Initially, I thought of writing my own interpreter for a language that I had intended to make as similar as possible to D. Fortunately, not much time had passed till I realized this was not the wisest thing to do. It made much more sense to try to embed an interpreter for any existing language such as Ruby or Python. I settled for Ruby, since I found it easy to write C extensions for, and Ruby 1.9 was moving ahead nicely in the performance race. Filled with excitement, I ran immediately into the first roadblock. Valgrind has this incredibly tight restriction of not allowing tools to use any libc calls. Instead, it offers its own implementation of a subset of libc functions. Good luck trying to modify a modern, full-fledged language interpreter to use those!
However, I didn't give up. I downloaded the Ruby interpreter source and tried to switch it over to Valgrind's own libc substitutes. It was tough. I first had to get rid of the dependency on any library, since this basically means code that also relies on libc and which I can't change easily. During that process, I had to disable some language modules, but then I came across code that looked like trouble; code using traps & setjmps. My inner guts felt this won't play nicely with Valgrind, and it was difficult to replace anyway, so I started looking for a less demanding interpreter.

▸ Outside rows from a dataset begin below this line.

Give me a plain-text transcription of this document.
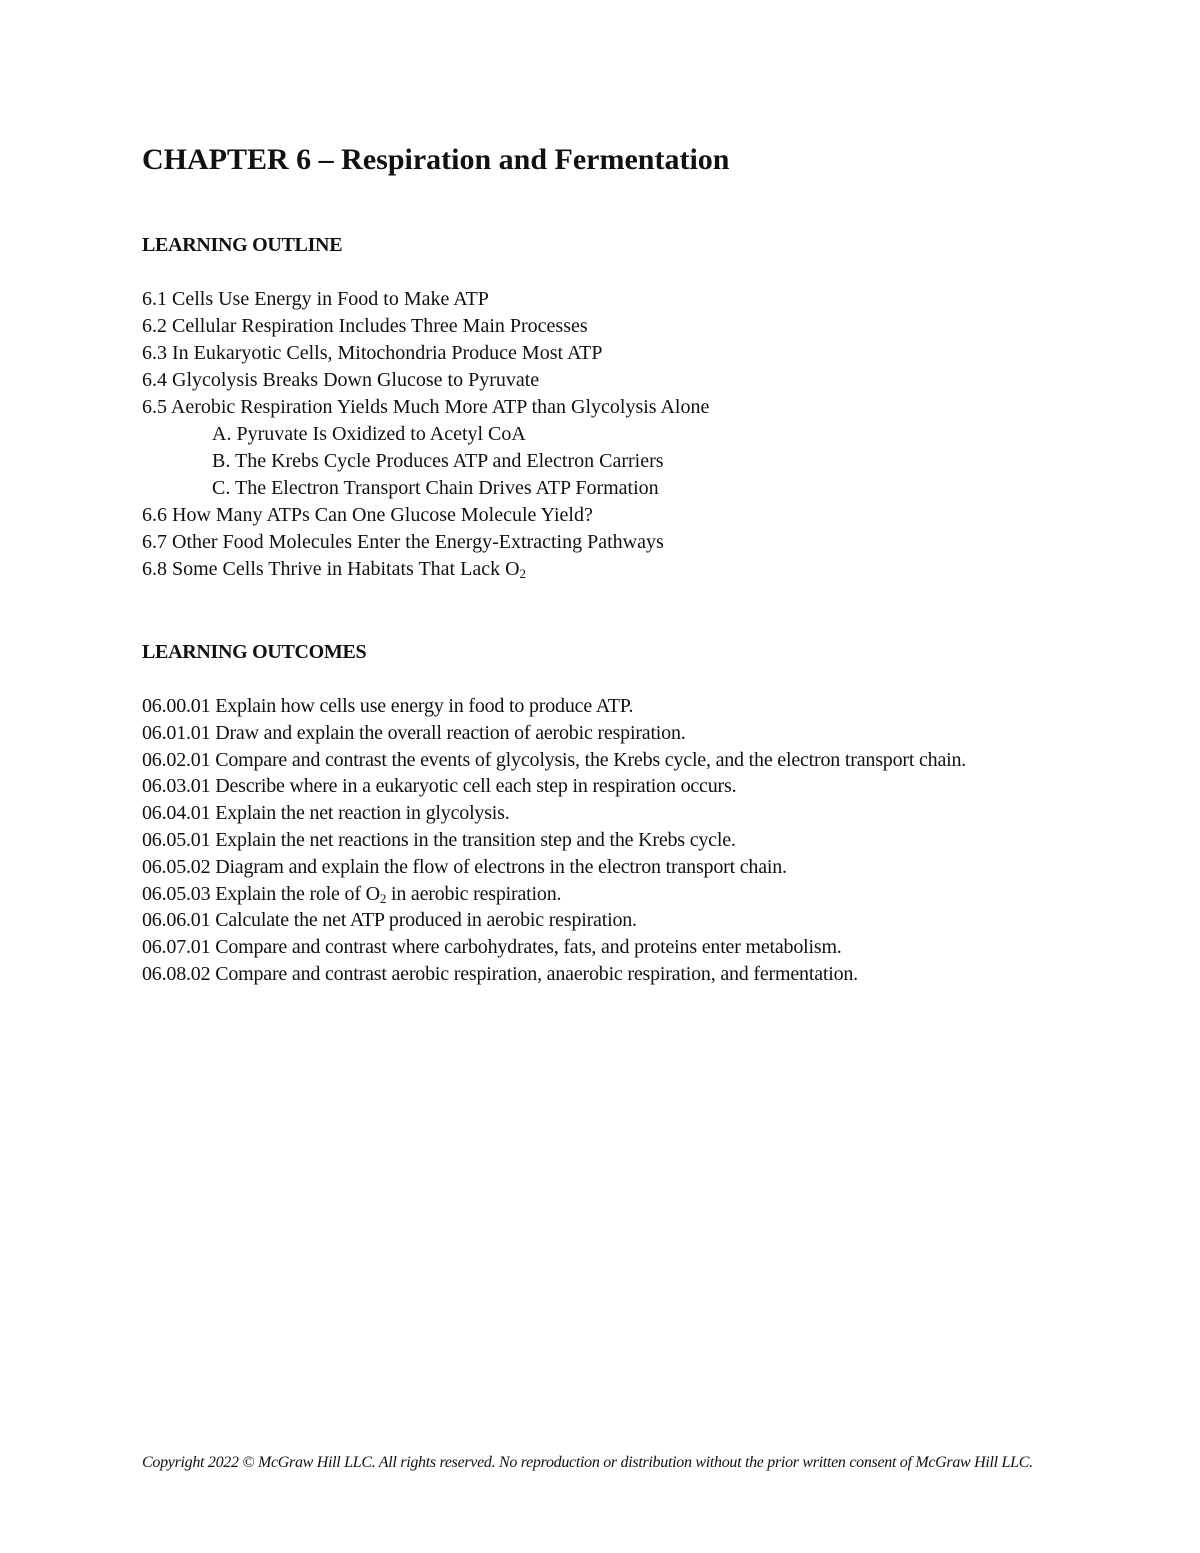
CHAPTER 6 – Respiration and Fermentation
LEARNING OUTLINE
6.1 Cells Use Energy in Food to Make ATP
6.2 Cellular Respiration Includes Three Main Processes
6.3 In Eukaryotic Cells, Mitochondria Produce Most ATP
6.4 Glycolysis Breaks Down Glucose to Pyruvate
6.5 Aerobic Respiration Yields Much More ATP than Glycolysis Alone
A. Pyruvate Is Oxidized to Acetyl CoA
B. The Krebs Cycle Produces ATP and Electron Carriers
C. The Electron Transport Chain Drives ATP Formation
6.6 How Many ATPs Can One Glucose Molecule Yield?
6.7 Other Food Molecules Enter the Energy-Extracting Pathways
6.8 Some Cells Thrive in Habitats That Lack $O_2$
LEARNING OUTCOMES
06.00.01 Explain how cells use energy in food to produce ATP.
06.01.01 Draw and explain the overall reaction of aerobic respiration.
06.02.01 Compare and contrast the events of glycolysis, the Krebs cycle, and the electron transport chain.
06.03.01 Describe where in a eukaryotic cell each step in respiration occurs.
06.04.01 Explain the net reaction in glycolysis.
06.05.01 Explain the net reactions in the transition step and the Krebs cycle.
06.05.02 Diagram and explain the flow of electrons in the electron transport chain.
06.05.03 Explain the role of $O_2$ in aerobic respiration.
06.06.01 Calculate the net ATP produced in aerobic respiration.
06.07.01 Compare and contrast where carbohydrates, fats, and proteins enter metabolism.
06.08.02 Compare and contrast aerobic respiration, anaerobic respiration, and fermentation.

Copyright 2022 © McGraw Hill LLC. All rights reserved. No reproduction or distribution without the prior written consent of McGraw Hill LLC.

This time around I did my homework better, and spent more time comparing scripting languages. I finally chose Lua: it's light, fast, compilable, it's interpreter is smaller and simpler than Ruby's, and it too can be extended easily in C. In less than day, I was able to get it to compile inside a Valgrind tool, and actually run simple code snippets at certain events, so basically, phase 1 of the project is done. I called the tool luagrind, and for starters, here's a sample script that simply dumps the command line options passed to the tool:
-- Script: script.lua
print("Valgrind command line options:")
for i, v in pairs(vg.clos) do
print(i, "=", v)
When luagrind starts, it creates a "Lua state" where a single global class called "vg" lives. The script simply dumps the "clos" table which is also created by luagrind using the C API, and contains all command line options. To invoke luagrind using this script, the following command is used:
valgrind --tool=luagrind --luascript=script.lua --arg1=v1 --arg2=v2 date
It doesn't matter which binary we're running here as we're not instrumenting anything yet. In the example above, I chose "date". The output looks like this:
Valgrind command line options:
luascript = script.lua
arg2 = v2
arg1 = v1
Sat Jun 7 03:17:38 EEST 2008
A lot of work still has to be done. The "vg" class has to grow to support all important operations, such as defining the needs of the tool, exposing the VEX instruction set (used internally by Valgrind as an intermediate representation of instructions), and most importantly, directing the instrumentation process. More on this when more is done!